Он поднял глаза, отец Серафим улыбался. Это не было насмешкой. Так смотрят на детей.
- Вы человек творческий, фантазия у Вас богатая...
- А суд?
- Вот суд. Это наказание. - Он поднял ладонь, останавливая, открывшего рот Гордеева. - Вот, что я думаю… - Гордеев почувствовал себя в потоке, он не осознавал структуры потока, но четко понимал, куда его выносит, он соглашался со всем. Все было настолько логично и просто, что становилось непонятно, как можно было думать иначе.
- Детей нельзя бросать.
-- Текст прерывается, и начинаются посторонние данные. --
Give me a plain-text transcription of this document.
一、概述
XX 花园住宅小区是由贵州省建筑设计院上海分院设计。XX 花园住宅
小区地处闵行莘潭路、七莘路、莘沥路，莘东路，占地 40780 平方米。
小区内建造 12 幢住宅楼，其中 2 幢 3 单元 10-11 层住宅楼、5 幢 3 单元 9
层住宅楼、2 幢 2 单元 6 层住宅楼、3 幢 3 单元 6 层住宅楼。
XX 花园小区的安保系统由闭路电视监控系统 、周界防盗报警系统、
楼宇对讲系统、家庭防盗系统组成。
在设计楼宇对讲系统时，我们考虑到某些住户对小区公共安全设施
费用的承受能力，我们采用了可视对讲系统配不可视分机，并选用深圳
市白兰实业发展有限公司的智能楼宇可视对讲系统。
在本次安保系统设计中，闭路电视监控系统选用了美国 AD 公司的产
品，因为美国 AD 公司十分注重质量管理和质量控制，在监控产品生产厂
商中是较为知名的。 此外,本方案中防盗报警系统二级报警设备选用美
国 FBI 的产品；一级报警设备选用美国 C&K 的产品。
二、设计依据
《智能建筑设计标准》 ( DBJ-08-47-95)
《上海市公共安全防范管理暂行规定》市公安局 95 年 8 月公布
Дети не простят. Несите свой крест. Молитесь Богородице, и я буду молиться за Вас.
- Но если я стану тряпкой, зачем я детям? - возразил он скорей по инерции.
- Будьте собой. Только собой. Воспитывайте детей. И молитесь. У Вас все будет хорошо. - Гордеев поцеловал вложенную в его ладони руку. Вышел, перекрестился на блестящие от света Луны купола храма. И стоял, не надевая шапки, глядя вверх, - то ли на кресты, то ли в усыпанное звездами небо.
Ночь - это страшно и трудно. Но тьма - это всего лишь путь к свету. Ночь неизбежно разрешается утром. Не так ли и страдание? Всего лишь, кажущийся бесконечным, путь к счастью?